La situazione è preoccupante per vari motivi: intanto, perché la sempre maggiore imprevedibilità del clima non consente di ipotizzare una soluzione della crisi a breve termine. Anzi, le previsioni sono negative e per ironia della sorte un intervento di ampliamento del canale nel 2016 ha creato maggior spazio per le imbarcazioni più pesanti, che sono oggi quelle che creano più disagi. E poi perché, passi per i costi in aumento, il vero problema sono i tempi. In queste settimane infatti è già tempo di spedire le merci in Occidente in vista del Black Friday di novembre e del Natale, con la domanda che da qui a poco aumenterà sensibilmente.

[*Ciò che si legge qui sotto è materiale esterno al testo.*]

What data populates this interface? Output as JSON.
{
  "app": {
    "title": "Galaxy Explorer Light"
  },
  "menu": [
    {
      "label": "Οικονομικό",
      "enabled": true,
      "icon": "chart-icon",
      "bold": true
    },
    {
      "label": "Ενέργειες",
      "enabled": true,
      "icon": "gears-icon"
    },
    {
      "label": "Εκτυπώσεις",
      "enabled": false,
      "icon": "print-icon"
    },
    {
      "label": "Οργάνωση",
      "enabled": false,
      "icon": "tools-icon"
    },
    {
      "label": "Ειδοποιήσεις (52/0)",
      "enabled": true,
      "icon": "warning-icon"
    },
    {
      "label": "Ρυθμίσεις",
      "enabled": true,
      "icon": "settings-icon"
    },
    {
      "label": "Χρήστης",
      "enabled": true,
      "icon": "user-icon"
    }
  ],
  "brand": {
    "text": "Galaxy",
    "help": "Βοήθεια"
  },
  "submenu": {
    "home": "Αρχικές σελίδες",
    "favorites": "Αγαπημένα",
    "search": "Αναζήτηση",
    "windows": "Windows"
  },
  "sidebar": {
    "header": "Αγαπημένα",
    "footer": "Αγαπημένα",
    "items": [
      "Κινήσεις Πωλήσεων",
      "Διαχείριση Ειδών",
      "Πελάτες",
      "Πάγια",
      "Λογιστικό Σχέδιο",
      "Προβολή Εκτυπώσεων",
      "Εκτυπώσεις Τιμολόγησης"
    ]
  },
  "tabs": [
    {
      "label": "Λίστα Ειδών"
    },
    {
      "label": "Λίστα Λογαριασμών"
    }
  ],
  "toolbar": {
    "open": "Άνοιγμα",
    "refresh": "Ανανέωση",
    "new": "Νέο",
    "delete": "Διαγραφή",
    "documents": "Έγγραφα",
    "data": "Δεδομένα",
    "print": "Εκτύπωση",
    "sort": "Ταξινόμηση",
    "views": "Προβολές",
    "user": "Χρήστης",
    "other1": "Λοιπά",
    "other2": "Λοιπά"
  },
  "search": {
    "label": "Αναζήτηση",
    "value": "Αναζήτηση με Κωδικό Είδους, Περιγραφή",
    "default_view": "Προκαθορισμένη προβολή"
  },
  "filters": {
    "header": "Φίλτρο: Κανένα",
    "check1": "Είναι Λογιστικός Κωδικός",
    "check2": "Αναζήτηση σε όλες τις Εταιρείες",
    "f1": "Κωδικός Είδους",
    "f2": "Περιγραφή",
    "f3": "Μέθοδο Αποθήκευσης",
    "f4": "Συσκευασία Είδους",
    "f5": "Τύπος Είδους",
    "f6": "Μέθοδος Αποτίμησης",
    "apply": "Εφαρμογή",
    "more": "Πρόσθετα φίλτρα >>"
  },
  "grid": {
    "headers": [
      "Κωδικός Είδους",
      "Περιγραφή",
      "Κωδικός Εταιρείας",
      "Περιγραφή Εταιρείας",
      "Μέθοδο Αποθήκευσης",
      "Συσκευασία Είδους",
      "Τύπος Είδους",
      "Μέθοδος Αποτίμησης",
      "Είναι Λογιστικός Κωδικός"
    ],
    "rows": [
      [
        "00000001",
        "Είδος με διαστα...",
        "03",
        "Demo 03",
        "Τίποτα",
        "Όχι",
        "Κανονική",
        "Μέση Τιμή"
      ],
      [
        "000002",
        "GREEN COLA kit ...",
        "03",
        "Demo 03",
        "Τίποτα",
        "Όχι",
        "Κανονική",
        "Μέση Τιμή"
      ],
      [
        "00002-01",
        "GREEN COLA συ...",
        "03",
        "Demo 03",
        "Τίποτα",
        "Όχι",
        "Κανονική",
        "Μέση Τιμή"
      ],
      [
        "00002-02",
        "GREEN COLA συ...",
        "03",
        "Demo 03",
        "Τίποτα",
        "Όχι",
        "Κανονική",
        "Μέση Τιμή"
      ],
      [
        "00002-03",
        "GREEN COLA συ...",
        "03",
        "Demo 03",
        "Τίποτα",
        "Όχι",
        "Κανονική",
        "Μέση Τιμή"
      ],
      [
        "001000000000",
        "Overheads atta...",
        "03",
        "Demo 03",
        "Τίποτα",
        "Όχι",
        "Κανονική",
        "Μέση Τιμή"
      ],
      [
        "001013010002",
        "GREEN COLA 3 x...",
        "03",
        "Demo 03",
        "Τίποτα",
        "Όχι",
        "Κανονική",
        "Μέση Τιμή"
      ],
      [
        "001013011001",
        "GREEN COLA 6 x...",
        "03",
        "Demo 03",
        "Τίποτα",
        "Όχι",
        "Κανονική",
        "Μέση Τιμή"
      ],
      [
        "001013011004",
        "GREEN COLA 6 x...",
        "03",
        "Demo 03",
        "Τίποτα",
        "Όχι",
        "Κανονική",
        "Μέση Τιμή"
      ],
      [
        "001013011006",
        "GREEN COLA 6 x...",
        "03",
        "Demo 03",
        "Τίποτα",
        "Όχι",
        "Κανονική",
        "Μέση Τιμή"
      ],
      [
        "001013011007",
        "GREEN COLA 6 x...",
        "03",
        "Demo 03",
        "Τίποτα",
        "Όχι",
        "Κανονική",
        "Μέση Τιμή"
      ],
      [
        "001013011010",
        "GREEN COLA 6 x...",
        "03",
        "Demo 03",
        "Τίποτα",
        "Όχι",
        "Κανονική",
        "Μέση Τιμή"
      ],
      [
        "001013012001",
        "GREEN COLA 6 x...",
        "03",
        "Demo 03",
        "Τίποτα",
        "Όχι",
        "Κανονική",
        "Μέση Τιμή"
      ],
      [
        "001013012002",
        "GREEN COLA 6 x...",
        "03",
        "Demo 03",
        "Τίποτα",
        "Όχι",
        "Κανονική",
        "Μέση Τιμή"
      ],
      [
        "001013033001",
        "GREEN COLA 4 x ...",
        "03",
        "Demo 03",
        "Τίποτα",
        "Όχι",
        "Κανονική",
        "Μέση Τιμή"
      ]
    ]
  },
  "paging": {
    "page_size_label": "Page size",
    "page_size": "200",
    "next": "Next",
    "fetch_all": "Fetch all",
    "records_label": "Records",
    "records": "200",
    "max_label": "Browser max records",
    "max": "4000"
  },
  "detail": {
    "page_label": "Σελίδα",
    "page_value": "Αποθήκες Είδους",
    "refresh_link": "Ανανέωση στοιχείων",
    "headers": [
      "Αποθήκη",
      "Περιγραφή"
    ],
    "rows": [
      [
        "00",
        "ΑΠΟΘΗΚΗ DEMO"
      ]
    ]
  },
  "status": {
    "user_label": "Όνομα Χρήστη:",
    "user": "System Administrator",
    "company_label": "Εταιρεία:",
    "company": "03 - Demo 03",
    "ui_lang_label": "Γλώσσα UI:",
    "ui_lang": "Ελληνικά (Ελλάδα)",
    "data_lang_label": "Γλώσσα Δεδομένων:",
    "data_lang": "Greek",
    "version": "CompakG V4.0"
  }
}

Non solo. Attraverso il canale di Panama passano prodotti strategici, per motivi diversi: il gas liquefatto proveniente dagli Stati Uniti, ad esempio, incontra difficoltà maggiori rispetto alle navi che trasportano merci, che di solito hanno la precedenza perché prenotano l’accesso con mesi di anticipo. Dal Sudamerica invece transitano in buona parte frutta e legumi freschi da consegnare in Europa (in generale alimenti e bevande rappresentano il 77% del traffico merci in navi portacontainer nel canale), e questo significa che i tempi sono stretti, a causa della deperibilità del prodotto, e che un aumento dei tempi e dei costi di trasporto influisce direttamente e pesantemente sull’inflazione. In parole semplici, gli italiani nei prossimi mesi pagheranno di più per questi alimenti e forse anche per fare i regali di Natale.
Senza contare, infine ma non meno rilevante, che il business del canale sostenta di fatto tutta l’economia panamense, una delle più floride dell’America Latina ma che dipende strettamente dal bacino idrico. I soli ricavi legati alle imposte sul trasporto marittimo, a causa delle restrizioni, sono previsti quest’anno in calo di 200 milioni di dollari, ma soprattutto a creare apprensione è il fatto che il canale rifornisca di acqua potabile due milioni di cittadini panamensi. Ancora una volta, il cambiamento climatico assume le sembianze di una bomba pronta a far esplodere tensioni sociali.